MS Threat Intel matches only with default Sentinel tables (like CommonSecurityLog )

 

Dev_Choudhary_0-1586407347679.png

How same can be utilized with custom table events.

If you run below command, you will get the result

CommonSecurityLog
| summarize count() by CommunicationDirection, MaliciousIPCountry

 

while if you run same for custom table like below, you will get the error 

CustomLog_CL
| summarize count() by MaliciousIPCountry

 

err.PNG 

 
6 Replies

Hello @Dev_Choudhary,

 

As mentionned on the CEF Connector "By connecting your CEF logs to Azure Sentinel, you can take advantage of search & correlation, alerting, and threat intelligence enrichment for each log". So the MS Threat Intelligence is applied only when using the associated connector. However, imported logs do not get into the same connection process. This explains why the MaliciousIPCountry column is not added in the imported logs.

 

Thus, your custom log need to be analyzed with Threat Intelligence (not necessarily MS) before being imported into the Log Analytics workspace.

 

 

 

@Dev_Choudhary It appears that your custom log is missing that field.  Where did you get the log from?

it can be any source like Cisco Meraki, Okta 

Best Response confirmed by Dev_Choudhary (Occasional Contributor)
Solution

@Dev_Choudhary 

 

There are ways to do it but it requires a bit of creative log ingestion.
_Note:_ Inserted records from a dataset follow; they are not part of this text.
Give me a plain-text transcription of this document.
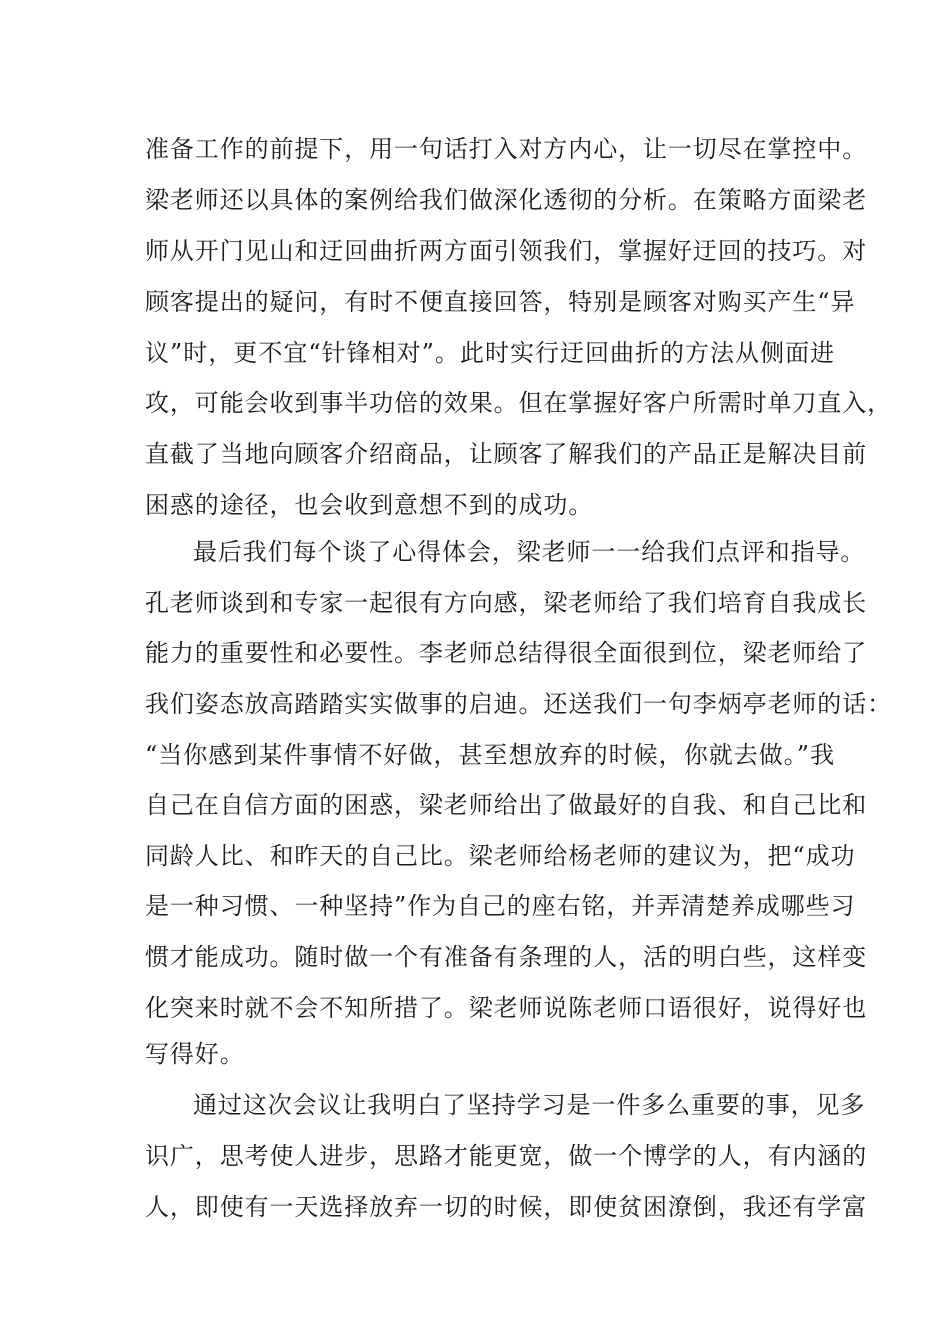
准备工作的前提下，用一句话打入对方内心，让一切尽在掌控中。
梁老师还以具体的案例给我们做深化透彻的分析。在策略方面梁老
师从开门见山和迂回曲折两方面引领我们，掌握好迂回的技巧。对
顾客提出的疑问，有时不便直接回答，特别是顾客对购买产生“异
议”时，更不宜“针锋相对”。此时实行迂回曲折的方法从侧面进
攻，可能会收到事半功倍的效果。但在掌握好客户所需时单刀直入，
直截了当地向顾客介绍商品，让顾客了解我们的产品正是解决目前
困惑的途径，也会收到意想不到的成功。
最后我们每个谈了心得体会，梁老师一一给我们点评和指导。
孔老师谈到和专家一起很有方向感，梁老师给了我们培育自我成长
能力的重要性和必要性。李老师总结得很全面很到位，梁老师给了
我们姿态放高踏踏实实做事的启迪。还送我们一句李炳亭老师的话：
“当你感到某件事情不好做，甚至想放弃的时候，你就去做。”我
自己在自信方面的困惑，梁老师给出了做最好的自我、和自己比和
同龄人比、和昨天的自己比。梁老师给杨老师的建议为，把“成功
是一种习惯、一种坚持”作为自己的座右铭，并弄清楚养成哪些习
惯才能成功。随时做一个有准备有条理的人，活的明白些，这样变
化突来时就不会不知所措了。梁老师说陈老师口语很好，说得好也
写得好。
通过这次会议让我明白了坚持学习是一件多么重要的事，见多
识广，思考使人进步，思路才能更宽，做一个博学的人，有内涵的
人，即使有一天选择放弃一切的时候，即使贫困潦倒，我还有学富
I am not sure how you get the data from that custom log into Sentinel but in our case, when we want to have a log enriched with the Microsoft threat intel, we "force" it through the CEF connector. The challenge of course, is to process the data that is not available in CEF. For that we use Logstash to get the raw logs, parse and adjust the format to match CEF standard and send it as syslog to the Sentinel collector (using the syslog facility configured for the CEF collector). 

 

Here is an example of our custom threat intel feed (that we compile and saved as csv file on a server on hourly basis) converted as CEF through Logstash and sent to Sentinel through the CEF data collector (and you can see that some entries match Microsoft's threat intel as well):

 

firegen_cef.png

 

The Logstash part is not as complicated as one may think:

 

firegen_cef_logstash.png

 

Adrian Grigorof

www.managedsentinel.com

Hi @AdiGrio 

Thanks for your response. your suggestion is helpful and even I was looking to onboard custom threat Intel with Sentinel.

@AdiGrio  have you tried using the CEF codec instead of manually constructing the message?